The model correctly predicts all the messages in the first five rows of the test set as `ham`, matching the true labels. However, further analysis is needed for overall test accuracy.

We'll compare the predicted values with the actual values to assess how well our spam filter classifies new messages. To evaluate this, we will use accuracy as our metric:

\begin{equation}
\text{Accuracy} = \frac{\text{Number of correctly classified messages}}{\text{Total number of classified messages}}
\end{equation}

In [15]:
# Initialize counters for correct predictions and total number of messages
correct = 0
total = test_set.shape[0]

# Iterate through each row in the test set
for row in test_set.iterrows():
    
    # Access the actual row data, and check if the predicted label matches the actual label
    row = row[1]
    if row['Label'] == row['Predicted']:
        correct += 1

# Print the number of correct and incorrect classifications, as well as the accuracy
print("Correct classifications:", correct)
print("Incorrect classifications:", total - correct)
print("Filter's accuracy:", correct / total)

Correct classifications: 1092
Incorrect classifications: 22
Filter's accuracy: 0.9802513464991023


The spam filter correctly classified `1,092` out of `1,114` messages, resulting in an accuracy of `98.02%`. Only `22` messages were misclassified.

## 7. Conclusion

In this project, we built a spam filter for SMS messages using the Multinomial Naive Bayes algorithm. The dataset, containing `5,572` manually classified SMS messages, was sourced from the [UCI Machine Learning Repository](https://archive.ics.uci.edu/dataset/228/sms+spam+collection). Initially, the dataset had two columns: the label (`spam` or `ham`) and the message content. Approximately `86.59%` of the messages were labeled as ham, and `13.41%` as spam. This reflects a realistic distribution, as most real-world messages are non-spam.

To assess the performance of our spam filter on new messages, we split the dataset into `80%` for training and `20%` for testing.
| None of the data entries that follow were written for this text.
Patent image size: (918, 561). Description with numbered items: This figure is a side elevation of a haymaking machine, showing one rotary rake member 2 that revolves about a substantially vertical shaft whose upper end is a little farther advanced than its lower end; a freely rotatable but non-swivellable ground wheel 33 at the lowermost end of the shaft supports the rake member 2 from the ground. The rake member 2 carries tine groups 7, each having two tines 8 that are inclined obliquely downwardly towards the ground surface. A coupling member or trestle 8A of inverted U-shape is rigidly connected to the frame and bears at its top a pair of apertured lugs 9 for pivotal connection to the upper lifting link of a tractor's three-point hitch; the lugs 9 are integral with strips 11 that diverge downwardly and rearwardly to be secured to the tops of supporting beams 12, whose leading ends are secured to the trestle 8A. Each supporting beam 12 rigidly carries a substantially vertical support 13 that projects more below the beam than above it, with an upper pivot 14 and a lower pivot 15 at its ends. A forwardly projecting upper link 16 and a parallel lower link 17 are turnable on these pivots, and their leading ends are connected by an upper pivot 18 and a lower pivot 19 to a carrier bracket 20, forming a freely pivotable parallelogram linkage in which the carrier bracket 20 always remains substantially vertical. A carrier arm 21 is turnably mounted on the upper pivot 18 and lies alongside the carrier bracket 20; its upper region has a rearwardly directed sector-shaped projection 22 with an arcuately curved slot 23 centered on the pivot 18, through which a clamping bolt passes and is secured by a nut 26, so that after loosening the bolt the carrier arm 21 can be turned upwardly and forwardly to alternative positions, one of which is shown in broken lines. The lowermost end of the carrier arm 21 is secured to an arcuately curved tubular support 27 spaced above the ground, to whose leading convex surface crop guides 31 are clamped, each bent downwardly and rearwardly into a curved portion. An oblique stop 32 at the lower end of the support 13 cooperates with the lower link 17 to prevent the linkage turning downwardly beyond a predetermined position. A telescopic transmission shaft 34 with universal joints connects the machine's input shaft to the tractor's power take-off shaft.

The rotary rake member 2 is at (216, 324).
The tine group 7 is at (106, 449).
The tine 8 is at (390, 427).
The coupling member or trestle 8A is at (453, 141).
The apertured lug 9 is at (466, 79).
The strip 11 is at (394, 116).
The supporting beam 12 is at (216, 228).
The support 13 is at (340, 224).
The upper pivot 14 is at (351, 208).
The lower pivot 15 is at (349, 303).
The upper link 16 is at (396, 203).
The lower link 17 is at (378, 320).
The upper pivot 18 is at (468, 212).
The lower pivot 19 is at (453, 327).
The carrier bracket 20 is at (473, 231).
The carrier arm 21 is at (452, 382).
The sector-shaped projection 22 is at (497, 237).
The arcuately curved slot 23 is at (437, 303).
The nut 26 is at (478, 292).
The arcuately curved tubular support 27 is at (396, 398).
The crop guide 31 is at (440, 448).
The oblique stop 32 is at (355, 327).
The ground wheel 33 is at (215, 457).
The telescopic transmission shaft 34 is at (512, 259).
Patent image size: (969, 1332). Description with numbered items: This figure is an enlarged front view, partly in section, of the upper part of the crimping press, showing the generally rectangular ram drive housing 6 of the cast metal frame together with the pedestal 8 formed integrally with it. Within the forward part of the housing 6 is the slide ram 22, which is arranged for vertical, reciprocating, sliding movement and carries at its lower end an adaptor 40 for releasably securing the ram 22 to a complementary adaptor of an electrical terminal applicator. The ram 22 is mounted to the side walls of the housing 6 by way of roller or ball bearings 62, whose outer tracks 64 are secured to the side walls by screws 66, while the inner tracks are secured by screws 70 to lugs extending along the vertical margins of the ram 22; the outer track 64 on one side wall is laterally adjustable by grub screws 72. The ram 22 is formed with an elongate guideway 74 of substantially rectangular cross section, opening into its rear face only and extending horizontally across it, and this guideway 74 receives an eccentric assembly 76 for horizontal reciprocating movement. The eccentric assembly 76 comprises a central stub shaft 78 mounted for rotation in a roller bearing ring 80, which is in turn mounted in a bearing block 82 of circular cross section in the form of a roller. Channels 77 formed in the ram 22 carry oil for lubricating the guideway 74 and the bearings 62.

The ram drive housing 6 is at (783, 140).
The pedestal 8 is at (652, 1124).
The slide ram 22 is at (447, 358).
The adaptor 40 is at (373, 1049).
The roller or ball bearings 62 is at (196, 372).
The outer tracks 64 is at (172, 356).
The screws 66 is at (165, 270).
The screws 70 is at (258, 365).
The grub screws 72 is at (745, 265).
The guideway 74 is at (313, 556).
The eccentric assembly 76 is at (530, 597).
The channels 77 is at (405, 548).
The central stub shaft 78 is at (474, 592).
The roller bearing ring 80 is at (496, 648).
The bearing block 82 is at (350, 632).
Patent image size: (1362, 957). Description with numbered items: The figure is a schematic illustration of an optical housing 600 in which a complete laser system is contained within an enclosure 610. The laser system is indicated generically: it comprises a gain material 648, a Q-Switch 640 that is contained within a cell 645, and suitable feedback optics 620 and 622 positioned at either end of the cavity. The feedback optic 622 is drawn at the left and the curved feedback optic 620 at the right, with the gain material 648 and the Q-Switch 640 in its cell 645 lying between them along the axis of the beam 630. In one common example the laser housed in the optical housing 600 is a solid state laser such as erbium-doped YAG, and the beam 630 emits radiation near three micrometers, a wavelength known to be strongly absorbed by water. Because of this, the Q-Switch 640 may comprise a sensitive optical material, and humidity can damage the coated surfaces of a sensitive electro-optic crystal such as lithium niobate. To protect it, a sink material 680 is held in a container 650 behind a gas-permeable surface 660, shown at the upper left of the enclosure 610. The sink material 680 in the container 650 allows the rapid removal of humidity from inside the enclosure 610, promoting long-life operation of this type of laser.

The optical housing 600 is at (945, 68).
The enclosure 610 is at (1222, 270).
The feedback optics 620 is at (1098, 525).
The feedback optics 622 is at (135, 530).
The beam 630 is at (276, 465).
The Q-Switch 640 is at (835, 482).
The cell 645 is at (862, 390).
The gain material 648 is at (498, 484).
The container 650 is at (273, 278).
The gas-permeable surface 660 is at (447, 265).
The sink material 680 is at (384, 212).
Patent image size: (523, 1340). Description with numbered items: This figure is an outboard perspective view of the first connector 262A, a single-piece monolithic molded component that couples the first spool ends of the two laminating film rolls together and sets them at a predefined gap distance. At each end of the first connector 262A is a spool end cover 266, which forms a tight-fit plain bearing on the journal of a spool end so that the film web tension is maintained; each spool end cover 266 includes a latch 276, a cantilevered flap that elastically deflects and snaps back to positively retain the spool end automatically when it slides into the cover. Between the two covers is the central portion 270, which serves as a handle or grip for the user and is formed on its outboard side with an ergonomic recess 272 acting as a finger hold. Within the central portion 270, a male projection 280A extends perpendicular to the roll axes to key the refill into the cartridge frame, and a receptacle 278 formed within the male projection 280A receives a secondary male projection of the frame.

Out of `5,572` messages, the training set contains `4,458` messages, and the test set includes `1,114`. Moreover, the percentage of spam and ham messages in both sets mirrors the overall dataset, with about `87%` of the messages labeled as ham and `13%` as spam.

After explaining the Multinomial Naive Bayes classification algorithm in detail, we cleaned the training data by removing punctuation and converting all words to lowercase. The data cleaning process ensured consistency for analysis, though splitting contractions and removing punctuation may have slightly altered the original meaning of some messages.

After updating the training set, it now contains `7,818` columns. The first two columns represent the label and the processed SMS message as a list of words, while the additional columns show the frequency of `7,816` unique words from the vocabulary for each message. Entries with a value of `0` indicate that those words are absent in the respective messages.

After calculating all the necessary constants and parameters, we proceeded to build the spam filter and tested it on two sample messages. We then evaluated its performance on our test set of `1,114` messages. The algorithm classified each message, and we compared its predictions to the actual human-provided labels. Since the algorithm hadn't encountered these messages during training, each was essentially new.

The spam filter correctly classified `1,092` out of `1,114` messages, achieving an accuracy of `98.02%`, with only `22` misclassified messages.